As many as 37 individuals have been arrested as part of an international crackdown on a cybercrime service called LabHost that has been used by criminal actors to steal personal credentials from victims around the world.
Described as one of the largest Phishing-as-a-Service (PhaaS) providers, LabHost offered phishing pages targeting banks, high-profile organizations, and other service providers located primarily in Canada, the U.S., and the U.K.
As part of the operation, codenamed Nebulae, two LabHost users from Melbourne and Adelaide were arrested on April 17, with three others arrested and charged with drug-related offenses.
“Australian offenders are allegedly among 10,000 cybercriminals globally who have used the platform, known as LabHost, to trick victims into providing their personal information, such as online banking logins, credit card details and passwords, through persistent phishing attacks sent via texts and emails,” the Australian Federal Police (AFP) said in a statement.

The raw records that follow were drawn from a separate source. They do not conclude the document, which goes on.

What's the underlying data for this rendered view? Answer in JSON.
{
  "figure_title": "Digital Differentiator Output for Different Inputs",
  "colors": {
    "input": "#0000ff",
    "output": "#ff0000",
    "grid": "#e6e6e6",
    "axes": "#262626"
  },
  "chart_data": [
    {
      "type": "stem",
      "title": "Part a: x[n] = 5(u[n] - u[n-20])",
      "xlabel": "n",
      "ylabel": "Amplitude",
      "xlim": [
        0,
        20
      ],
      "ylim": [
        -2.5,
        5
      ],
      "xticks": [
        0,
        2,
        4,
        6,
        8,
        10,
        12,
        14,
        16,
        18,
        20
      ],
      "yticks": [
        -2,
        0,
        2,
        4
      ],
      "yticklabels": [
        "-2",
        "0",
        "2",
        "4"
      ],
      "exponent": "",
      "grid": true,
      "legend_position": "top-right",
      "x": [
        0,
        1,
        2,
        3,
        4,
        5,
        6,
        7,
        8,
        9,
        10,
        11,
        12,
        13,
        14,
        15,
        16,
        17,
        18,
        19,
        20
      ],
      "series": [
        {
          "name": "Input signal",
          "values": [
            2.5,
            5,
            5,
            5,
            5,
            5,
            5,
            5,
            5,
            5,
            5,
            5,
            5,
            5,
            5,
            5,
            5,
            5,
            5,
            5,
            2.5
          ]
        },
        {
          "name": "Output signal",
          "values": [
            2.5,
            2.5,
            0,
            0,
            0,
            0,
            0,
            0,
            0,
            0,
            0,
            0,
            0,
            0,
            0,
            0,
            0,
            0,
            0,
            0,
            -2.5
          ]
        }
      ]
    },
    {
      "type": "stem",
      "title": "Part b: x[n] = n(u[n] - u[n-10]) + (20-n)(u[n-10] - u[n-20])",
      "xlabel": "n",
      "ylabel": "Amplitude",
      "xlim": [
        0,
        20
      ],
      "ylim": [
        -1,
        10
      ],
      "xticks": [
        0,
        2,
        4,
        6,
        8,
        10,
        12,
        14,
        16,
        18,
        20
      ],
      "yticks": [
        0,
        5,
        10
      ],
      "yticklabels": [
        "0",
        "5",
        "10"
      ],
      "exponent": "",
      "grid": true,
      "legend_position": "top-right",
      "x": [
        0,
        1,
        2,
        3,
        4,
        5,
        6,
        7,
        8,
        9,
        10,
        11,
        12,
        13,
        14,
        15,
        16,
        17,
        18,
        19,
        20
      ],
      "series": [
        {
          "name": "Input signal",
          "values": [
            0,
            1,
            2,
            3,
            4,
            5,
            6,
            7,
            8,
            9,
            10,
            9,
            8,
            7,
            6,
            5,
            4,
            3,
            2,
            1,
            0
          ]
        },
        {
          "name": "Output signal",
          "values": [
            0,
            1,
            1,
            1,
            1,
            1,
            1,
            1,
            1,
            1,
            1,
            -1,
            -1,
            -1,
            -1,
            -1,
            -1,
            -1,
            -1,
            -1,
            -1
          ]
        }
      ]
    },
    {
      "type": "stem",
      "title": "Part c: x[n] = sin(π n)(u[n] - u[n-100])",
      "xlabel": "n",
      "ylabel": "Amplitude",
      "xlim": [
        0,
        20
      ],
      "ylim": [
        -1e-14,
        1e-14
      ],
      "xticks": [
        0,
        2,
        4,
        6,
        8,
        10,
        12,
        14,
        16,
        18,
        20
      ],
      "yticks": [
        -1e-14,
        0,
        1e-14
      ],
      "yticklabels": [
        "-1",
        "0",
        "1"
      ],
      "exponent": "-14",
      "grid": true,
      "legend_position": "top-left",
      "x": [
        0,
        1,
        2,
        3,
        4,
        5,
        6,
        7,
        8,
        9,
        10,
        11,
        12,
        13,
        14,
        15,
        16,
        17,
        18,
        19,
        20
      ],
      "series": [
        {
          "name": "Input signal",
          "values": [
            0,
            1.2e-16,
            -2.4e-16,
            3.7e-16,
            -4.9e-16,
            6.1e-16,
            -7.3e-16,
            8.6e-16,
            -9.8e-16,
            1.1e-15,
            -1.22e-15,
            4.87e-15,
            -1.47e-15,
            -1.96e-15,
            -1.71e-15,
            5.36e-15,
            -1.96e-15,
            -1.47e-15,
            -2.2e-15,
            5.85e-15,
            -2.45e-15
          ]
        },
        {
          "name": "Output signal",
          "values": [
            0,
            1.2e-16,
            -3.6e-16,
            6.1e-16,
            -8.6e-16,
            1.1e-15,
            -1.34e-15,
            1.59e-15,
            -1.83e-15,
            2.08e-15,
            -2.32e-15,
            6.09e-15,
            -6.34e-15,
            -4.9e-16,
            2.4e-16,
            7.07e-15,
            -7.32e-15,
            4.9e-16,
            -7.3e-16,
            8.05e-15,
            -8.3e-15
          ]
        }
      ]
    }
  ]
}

The Europol-led coordinated effort also witnessed 32 other individuals being apprehended between April 14 and 17, including four in the U.K. who are allegedly responsible for developing and running the service. In total, 70 addresses were searched across the world.
Coinciding with the arrests, LabHost (“lab-host[.]ru”) and all its associated cluster of phishing sites have been confiscated and replaced with a message announcing their seizure.
LabHost was documented earlier this year by Fortra, detailing its PhaaS targeting popular brands globally for anywhere between $179 to $300 per month. It first emerged in the fourth quarter of 2021, coinciding with the availability of another PhaaS service called Frappo.
“LabHost divides their available phishing kits between two separate subscription packages: a North American membership covering U.S. and Canadian brands, and an international membership consisting of various global brands (and excluding the NA brands),” the company said.
According to Trend Micro, LabHost also provided phishing pages for Spotify, postal services such as DHL and An Post, car toll services, and insurance providers, besides allowing customers to request the creation of bespoke phishing pages for target brands.
“Since the platform takes care of most of the tedious tasks in developing and managing phishing page infrastructure, all the malicious actor needs is a virtual private server (VPS) to host the files and from which the platform can automatically deploy,” Trend Micro said.
The phishing pages – links to which are distributed via phishing and smishing campaigns – are designed to mimic banks, government entities, and other major organizations, deceiving users into entering their credentials and two-factor authentication (2FA) codes.
Customers of the phishing kit, which comprises the infrastructure to host the fraudulent websites as well as email and SMS content generation services, could then use the stolen information to take control of the online accounts and make unauthorized fund transfers from victims’ bank accounts.
The captured information encompassed names and addresses, emails, dates of birth, standard security question answers, card numbers, passwords, and PINs.
“Labhost offered a menu of over 170 fake websites providing convincing phishing pages for its users to choose from,” Europol said, adding law enforcement agencies from 19 countries participated in the disruption.
“What made LabHost particularly destructive was its integrated campaign management tool named LabRat. This feature allowed cybercriminals deploying the attacks to monitor and control those attacks in real time. LabRat was designed to capture two-factor authentication codes and credentials, allowing the criminals to bypass enhanced security measures.”
LabHost’s phishing infrastructure is estimated to include more than 40,000 domains. More than 94,000 victims have been identified in Australia and approximately 70,000 U.K. victims have been found to have entered their details in one of the bogus sites.
The U.K. Metropolitan Police said LabHost has received about £1 million ($1,173,000) in payments from criminal users since its launch. The service is estimated to have obtained 480,000 card numbers, 64,000 PIN numbers, as well as no less than one million passwords used for websites and other online services.
PhaaS platforms like LabHost lower the barrier for entry into the world of cybercrime, permitting aspiring and unskilled threat actors to mount phishing attacks at scale. In other words, a PhaaS makes it possible to outsource the need to develop and host phishing pages.
“LabHost is yet another example of the borderless nature of cybercrime and the takedown reinforces the powerful outcomes that can be achieved through a united, global law enforcement front,” said AFP Acting Assistant Commissioner Cyber Command Chris Goldsmid.
The development comes as Europol revealed that organized criminal networks are increasingly agile, borderless, controlling, and destructive (ABCD), underscoring the need for a “concerted, sustained, multilateral response and joint cooperation.”